From what I've seen, someone with couch potato, sickbeard and a place to get
content will have a far, far better media experience than any subscriber to
any existing service (terrestrial, satellite, internet, etc...). Pick your
show or movie (whether it's out yet or not), your resolution requirements if
you want to be picky (whatever is out there, or must be blu ray, or must be
DVD quality, etc...), and just watch it arrive. New episode hits air? You get
an email shortly after telling you you have it and it's ready to play.

You cannot pay for any service close to this.

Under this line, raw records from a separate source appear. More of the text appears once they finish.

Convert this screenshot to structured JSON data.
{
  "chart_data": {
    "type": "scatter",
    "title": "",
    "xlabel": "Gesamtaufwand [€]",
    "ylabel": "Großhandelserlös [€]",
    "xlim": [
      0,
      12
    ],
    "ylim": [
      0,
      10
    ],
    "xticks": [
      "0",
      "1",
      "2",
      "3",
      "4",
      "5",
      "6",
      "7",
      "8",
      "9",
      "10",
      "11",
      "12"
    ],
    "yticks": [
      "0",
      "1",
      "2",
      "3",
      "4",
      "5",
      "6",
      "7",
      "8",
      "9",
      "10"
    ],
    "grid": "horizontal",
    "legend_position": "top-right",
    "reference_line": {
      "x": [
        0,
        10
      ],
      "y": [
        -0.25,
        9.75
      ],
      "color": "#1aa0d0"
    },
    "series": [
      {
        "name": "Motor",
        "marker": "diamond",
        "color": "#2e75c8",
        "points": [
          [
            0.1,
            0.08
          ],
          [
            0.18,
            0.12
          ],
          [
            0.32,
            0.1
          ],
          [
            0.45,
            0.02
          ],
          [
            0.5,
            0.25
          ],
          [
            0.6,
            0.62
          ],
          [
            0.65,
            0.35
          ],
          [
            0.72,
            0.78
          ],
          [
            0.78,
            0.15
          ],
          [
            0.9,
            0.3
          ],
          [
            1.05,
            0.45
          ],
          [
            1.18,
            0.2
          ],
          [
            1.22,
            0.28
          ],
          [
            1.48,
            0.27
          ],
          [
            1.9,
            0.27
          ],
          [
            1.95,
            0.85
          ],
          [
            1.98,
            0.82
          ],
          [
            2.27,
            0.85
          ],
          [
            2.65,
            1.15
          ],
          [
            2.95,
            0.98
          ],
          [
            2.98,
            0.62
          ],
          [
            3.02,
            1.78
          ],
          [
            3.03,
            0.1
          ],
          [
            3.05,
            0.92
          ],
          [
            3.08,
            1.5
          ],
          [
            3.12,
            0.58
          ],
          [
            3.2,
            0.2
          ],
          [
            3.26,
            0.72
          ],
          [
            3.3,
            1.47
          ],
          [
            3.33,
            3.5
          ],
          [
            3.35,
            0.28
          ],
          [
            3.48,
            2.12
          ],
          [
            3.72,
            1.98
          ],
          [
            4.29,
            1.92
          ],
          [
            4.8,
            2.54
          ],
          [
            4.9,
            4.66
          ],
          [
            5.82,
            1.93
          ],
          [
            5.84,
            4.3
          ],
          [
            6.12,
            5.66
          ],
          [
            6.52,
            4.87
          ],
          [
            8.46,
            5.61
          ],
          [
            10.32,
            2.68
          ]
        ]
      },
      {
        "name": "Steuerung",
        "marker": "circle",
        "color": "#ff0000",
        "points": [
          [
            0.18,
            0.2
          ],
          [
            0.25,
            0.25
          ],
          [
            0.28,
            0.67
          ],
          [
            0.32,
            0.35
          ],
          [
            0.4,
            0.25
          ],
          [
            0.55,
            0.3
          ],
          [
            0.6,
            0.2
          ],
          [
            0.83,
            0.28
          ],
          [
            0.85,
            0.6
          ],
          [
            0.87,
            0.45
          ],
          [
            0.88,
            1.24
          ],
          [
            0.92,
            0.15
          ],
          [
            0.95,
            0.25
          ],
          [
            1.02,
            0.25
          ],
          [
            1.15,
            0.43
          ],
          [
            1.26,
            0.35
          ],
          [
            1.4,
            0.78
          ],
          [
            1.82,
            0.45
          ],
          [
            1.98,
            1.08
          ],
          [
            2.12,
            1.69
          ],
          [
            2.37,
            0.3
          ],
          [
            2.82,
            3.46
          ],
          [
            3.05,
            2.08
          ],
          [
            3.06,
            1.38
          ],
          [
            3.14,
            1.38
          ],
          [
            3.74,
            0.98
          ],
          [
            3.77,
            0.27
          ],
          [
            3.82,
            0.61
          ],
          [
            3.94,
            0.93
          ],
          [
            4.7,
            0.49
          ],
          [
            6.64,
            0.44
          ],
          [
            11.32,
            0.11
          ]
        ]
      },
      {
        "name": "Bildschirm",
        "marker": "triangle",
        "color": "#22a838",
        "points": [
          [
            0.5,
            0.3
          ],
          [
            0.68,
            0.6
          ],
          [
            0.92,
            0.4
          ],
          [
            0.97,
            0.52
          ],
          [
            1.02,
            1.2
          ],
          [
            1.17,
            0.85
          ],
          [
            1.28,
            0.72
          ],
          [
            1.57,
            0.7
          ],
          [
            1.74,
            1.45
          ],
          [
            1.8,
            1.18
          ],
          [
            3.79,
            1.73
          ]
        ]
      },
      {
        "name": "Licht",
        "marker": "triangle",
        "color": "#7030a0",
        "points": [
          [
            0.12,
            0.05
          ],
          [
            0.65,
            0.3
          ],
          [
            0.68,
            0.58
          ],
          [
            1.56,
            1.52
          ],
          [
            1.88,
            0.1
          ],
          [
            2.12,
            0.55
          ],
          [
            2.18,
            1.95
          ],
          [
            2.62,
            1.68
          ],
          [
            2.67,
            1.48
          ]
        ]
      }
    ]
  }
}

This is a completely upside-down world.

------
Derbasti
I fully agree with this for buying stuff. Sadly, the industry currently does
not offer enough stability to guarantee that I will be able to watch an
online-bought movie download on my next computer five years in the future.
Hence, I don't buy downloadable movies.

For renting however, I think this list is far too stringent. I don't care
about copy protection, subtitles, languages etc if I rent a movie online. I
will watch it only once, anyway. If the feature set is ok for that one time,
it's fine.

As for prices, no need for fancy rules: If it's too expensive, don't buy it.

My very simple rule concerning piracy: If the movie is available for rent in
the language I want, I will pay money to get it. If I think it is worth
buying, I will buy the DVD/BluRay. If it is not available legally, I will
pirate it.

------
tzs
Dup

<http://news.ycombinator.com/item?id=2176804>

------
hessenwolf
They could make it cheaper with ads in it.